Replication

What it is

Replication copies data from a primary (leader) to replicas (followers) for durability and read scaling. Semantics depend on sync vs async and quorum rules.

Replication lag and failover flow showing writes to the leader, log shipping to replicas, stale follower reads, read-your-write choices, and promotion fencing.

Leader-follower

Single leader: all writes go to leader; replicas apply log or statement/row updates.
Multi-leader: writes on multiple nodes—conflict resolution required (last-write-wins, CRDTs, app merge).

Typical async follower: lower write latency; replication lag means stale reads from replicas.

Loading diagram…

Quorum reads and writes (distributed stores)

In classical quorum replication (N replicas, write quorum W, read quorum R):

R + W > N can provide stronger read-your-writes style guarantees when coordinated.
W = 1, R = N makes writes fast but reads expensive because every replica may need to be checked.
W = N, R = 1 makes writes slow and durable across all replicas, then reads can be served quickly from one replica.

Concrete systems layer additional protocols (e.g. Paxos/Raft for leader election—see consensus).

Do not mix these models casually in interviews: async primary-replica databases, Dynamo-style quorum stores, and consensus-backed replicated logs expose different guarantees and failure behavior.

Replication lag

Async replication: reads from follower may be seconds behind—broken read-after-write if user expects immediate visibility.
Mitigations: read from leader after write; monotonic reads by sticking to one replica; version checks in app.

After a user changes their email, route that user's next few profile reads to the leader or require a replica version at least as new as the write response. Other users can still read from replicas because a short delay is less harmful.

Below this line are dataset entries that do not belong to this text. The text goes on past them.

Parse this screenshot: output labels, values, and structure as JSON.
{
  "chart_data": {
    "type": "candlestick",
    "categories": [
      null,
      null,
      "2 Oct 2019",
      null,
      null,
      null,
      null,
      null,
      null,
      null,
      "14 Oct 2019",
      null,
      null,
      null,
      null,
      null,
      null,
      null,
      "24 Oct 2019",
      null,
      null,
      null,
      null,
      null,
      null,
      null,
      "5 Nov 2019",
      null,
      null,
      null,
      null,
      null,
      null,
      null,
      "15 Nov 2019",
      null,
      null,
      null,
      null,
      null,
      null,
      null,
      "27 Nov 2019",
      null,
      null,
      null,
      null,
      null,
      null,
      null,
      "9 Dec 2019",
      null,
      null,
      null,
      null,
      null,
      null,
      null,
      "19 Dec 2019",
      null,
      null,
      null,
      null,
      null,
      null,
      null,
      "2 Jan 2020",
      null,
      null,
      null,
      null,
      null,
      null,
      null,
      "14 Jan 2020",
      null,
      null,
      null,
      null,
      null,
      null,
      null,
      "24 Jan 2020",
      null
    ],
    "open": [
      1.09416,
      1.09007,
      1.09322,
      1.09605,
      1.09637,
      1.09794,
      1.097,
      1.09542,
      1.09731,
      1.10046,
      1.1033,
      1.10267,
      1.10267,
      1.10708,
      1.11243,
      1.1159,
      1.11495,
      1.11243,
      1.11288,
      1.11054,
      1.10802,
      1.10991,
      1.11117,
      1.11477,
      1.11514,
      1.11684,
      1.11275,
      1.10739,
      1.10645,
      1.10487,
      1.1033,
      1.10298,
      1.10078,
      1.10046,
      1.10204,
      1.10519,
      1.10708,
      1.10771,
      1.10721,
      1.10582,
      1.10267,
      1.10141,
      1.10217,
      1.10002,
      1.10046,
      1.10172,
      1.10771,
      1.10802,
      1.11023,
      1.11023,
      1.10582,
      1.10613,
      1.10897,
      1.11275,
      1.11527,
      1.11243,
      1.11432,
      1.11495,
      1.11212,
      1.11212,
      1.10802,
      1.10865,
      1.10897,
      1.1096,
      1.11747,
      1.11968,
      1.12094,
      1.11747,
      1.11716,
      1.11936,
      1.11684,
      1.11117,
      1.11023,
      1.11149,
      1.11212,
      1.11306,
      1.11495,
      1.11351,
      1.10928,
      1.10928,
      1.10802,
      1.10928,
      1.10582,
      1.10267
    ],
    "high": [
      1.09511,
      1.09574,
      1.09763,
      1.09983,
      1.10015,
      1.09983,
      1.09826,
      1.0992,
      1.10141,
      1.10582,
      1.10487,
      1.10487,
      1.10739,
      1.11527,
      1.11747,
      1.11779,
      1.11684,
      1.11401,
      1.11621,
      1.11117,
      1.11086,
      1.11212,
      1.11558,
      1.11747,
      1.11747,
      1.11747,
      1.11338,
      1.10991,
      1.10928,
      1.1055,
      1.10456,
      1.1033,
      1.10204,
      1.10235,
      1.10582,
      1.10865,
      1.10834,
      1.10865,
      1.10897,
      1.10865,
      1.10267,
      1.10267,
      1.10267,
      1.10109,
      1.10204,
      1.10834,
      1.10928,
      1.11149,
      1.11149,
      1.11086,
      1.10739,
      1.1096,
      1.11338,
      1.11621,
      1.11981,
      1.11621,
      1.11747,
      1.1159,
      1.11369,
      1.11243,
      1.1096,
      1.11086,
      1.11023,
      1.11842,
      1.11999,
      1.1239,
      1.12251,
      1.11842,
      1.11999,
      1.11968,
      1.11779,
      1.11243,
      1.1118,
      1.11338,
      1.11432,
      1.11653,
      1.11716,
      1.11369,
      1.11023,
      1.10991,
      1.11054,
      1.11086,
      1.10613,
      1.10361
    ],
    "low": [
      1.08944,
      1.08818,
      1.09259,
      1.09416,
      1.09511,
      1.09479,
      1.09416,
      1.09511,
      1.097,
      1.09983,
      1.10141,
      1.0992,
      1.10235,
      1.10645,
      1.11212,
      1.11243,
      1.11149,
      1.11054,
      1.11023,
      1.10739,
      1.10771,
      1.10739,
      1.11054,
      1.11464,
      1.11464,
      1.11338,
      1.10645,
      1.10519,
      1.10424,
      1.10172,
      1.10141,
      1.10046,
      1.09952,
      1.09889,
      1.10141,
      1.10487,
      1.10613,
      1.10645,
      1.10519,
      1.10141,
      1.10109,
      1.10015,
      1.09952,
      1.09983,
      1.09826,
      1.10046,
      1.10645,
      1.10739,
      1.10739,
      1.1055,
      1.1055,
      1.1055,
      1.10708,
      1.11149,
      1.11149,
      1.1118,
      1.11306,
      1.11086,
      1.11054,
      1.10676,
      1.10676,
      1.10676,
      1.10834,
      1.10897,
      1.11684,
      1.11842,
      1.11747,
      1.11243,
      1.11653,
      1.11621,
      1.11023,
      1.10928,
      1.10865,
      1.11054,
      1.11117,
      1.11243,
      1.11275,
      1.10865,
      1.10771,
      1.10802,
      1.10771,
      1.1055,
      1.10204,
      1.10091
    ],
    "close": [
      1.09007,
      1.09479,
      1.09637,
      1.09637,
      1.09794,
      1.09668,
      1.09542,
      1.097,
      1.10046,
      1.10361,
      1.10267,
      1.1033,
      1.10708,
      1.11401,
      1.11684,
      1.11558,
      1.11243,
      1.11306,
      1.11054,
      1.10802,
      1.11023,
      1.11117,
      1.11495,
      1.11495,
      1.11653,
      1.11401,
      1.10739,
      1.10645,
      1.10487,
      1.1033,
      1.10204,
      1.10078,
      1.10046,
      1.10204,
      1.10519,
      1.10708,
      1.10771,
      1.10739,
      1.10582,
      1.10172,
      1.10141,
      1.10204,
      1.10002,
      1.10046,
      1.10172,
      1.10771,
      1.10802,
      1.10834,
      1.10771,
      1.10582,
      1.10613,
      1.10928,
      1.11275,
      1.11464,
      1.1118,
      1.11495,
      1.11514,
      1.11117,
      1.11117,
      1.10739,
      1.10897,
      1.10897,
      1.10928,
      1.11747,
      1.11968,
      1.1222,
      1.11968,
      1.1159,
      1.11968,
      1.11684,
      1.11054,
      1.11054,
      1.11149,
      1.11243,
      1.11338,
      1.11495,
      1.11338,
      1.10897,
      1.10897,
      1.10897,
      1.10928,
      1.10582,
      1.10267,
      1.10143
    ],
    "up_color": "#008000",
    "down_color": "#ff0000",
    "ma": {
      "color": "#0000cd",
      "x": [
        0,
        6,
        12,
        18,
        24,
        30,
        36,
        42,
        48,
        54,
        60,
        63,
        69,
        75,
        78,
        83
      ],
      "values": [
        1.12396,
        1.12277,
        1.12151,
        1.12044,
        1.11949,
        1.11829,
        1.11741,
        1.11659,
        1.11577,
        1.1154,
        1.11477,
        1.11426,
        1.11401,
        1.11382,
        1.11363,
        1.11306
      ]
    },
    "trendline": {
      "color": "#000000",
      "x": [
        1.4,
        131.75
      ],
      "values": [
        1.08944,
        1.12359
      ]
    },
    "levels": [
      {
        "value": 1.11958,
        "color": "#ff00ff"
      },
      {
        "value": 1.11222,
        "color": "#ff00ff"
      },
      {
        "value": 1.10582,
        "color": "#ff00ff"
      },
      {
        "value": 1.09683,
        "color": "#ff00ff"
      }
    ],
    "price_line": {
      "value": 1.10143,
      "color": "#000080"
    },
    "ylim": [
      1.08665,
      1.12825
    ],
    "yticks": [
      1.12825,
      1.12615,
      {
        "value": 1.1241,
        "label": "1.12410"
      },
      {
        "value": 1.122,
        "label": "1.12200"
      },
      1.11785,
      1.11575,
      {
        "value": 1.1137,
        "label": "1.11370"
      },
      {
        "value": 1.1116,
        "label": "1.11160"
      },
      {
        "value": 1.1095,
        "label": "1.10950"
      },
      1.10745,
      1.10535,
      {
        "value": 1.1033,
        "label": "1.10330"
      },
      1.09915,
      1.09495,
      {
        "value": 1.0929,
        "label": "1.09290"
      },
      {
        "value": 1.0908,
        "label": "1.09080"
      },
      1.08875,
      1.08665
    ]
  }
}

This keeps the UX strong without forcing every read in the system through the leader.

When to use

HA: failover to replica when leader dies.
Read scaling: route read-heavy traffic to replicas (watch lag).
Backups and DR: cross-region replica.

Alternatives

No replication (single node): simplest; single point of failure.
Sharding instead of replicas for write scale (see sharding).

Failure modes

Split-brain if two nodes think they are leader—needs fencing and consensus.
Unbounded lag: replica disk slow; replication slot backlog (Postgres) can fill disk.
Lost writes if leader acknowledges before durable replicate (depends on sync level).

Common mistakes

Sending all reads to replicas without handling read-your-write paths.
Promoting a stale replica during failover and silently losing acknowledged writes.
Confusing backup with HA: a backup can restore data, but it does not serve traffic during a leader failure.
Ignoring write latency from synchronous replication across long network distances.

Interview talking points

State RPO/RTO for failover; sync replication improves RPO, hurts latency—tie to latency-throughput.
Explicitly handle read-your-own-write for UX-sensitive flows.
Connect HA failover to health checks from load-balancer.

Interview answer shape

Start with the goal: read scale, high availability, disaster recovery, or stronger durability.
Choose sync or async replication and state the latency and data-loss tradeoff.
Define read routing: leader reads for fresh paths, follower reads for scalable stale-tolerant paths.
Explain failover: health checks, fencing, promotion order, and how clients discover the new leader.
Name metrics: replica lag, replication backlog, failover time, write latency, and RPO/RTO.

Common follow-ups: leader election, split-brain prevention, quorum reads and writes, cross-region replication, and how to handle stale reads after a write.